The other one is a broken marked dove.


----------



## Lizzle (Apr 7, 2010)

Wow, your mice are stunning! I am in love with the rexes! :lol:

Where and when is this Rodent Fest? I've never heard of it.


----------



## Rhasputin (Feb 21, 2010)

Rodent fest is in Leesport PA. There's one coming up on October 2nd. 
It's a 4 hour drive for me, which isn't bad.


----------



## moustress (Sep 25, 2009)

Where the pictures are too large, the frame of the thread is also too large, at least on my screen...


----------



## MyBoyKurtis (May 17, 2010)

Oh  Well I just absolutly adore that dove. Shes gorgeous :3 Good job ^_^


----------



## Jack Garcia (Oct 9, 2009)

Rodentfest can be talked about on MOUSE (the Yahoo! group) or on other American forums (I can PM you the links if you'd like).

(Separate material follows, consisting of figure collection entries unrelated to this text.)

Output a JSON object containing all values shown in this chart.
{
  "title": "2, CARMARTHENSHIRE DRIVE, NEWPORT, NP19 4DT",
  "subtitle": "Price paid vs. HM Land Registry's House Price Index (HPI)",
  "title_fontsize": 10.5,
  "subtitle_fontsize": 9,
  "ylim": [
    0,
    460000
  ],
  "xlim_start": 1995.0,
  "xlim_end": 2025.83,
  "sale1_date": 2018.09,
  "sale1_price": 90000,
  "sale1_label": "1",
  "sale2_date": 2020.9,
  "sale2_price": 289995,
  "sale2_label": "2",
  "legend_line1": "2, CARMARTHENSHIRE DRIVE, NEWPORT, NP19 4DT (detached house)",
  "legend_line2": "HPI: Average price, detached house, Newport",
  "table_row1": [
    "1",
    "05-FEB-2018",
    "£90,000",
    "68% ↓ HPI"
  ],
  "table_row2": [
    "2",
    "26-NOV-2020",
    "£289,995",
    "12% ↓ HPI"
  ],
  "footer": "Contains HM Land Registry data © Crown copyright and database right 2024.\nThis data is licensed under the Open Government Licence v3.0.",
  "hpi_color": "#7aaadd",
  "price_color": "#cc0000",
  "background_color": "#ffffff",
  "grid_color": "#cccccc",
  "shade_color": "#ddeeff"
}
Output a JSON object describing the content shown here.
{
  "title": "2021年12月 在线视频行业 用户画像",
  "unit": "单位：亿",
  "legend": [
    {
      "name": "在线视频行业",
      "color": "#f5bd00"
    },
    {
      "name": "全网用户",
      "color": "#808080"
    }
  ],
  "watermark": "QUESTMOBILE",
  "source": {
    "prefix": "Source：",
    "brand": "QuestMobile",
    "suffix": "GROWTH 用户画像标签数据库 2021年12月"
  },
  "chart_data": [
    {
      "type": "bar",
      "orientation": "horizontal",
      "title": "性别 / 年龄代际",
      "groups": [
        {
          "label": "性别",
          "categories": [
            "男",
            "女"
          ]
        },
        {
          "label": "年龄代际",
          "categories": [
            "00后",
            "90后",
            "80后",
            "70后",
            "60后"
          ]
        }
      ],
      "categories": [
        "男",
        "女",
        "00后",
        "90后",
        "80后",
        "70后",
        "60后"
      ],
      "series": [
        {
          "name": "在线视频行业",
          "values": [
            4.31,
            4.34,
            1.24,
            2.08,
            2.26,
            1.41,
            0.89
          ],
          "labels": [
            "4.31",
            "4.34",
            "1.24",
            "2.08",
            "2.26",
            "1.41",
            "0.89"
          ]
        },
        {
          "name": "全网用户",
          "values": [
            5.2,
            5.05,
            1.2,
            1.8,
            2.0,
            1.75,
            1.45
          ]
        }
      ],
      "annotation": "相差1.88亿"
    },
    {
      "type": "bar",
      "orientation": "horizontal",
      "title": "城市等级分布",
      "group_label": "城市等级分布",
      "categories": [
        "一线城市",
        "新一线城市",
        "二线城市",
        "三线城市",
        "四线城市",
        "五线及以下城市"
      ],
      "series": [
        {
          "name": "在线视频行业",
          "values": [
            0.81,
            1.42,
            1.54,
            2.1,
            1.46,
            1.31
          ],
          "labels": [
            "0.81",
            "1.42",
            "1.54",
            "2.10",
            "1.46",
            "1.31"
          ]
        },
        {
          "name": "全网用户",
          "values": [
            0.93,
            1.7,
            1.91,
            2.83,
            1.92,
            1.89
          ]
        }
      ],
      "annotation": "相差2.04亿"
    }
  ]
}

I may not be able to come to this upcoming fall fest, but I will try to send a representative with mice for people, if at all possible.


----------



## MyBoyKurtis (May 17, 2010)

Well, someone I know hast to come or else Im going to be just wandering around aimlessly :3!


----------



## Jack Garcia (Oct 9, 2009)

Jenny (WNTMousery), Kadee (TREK), Stina (CSB), and others are usually there.


----------



## MyBoyKurtis (May 17, 2010)

Awesome!


----------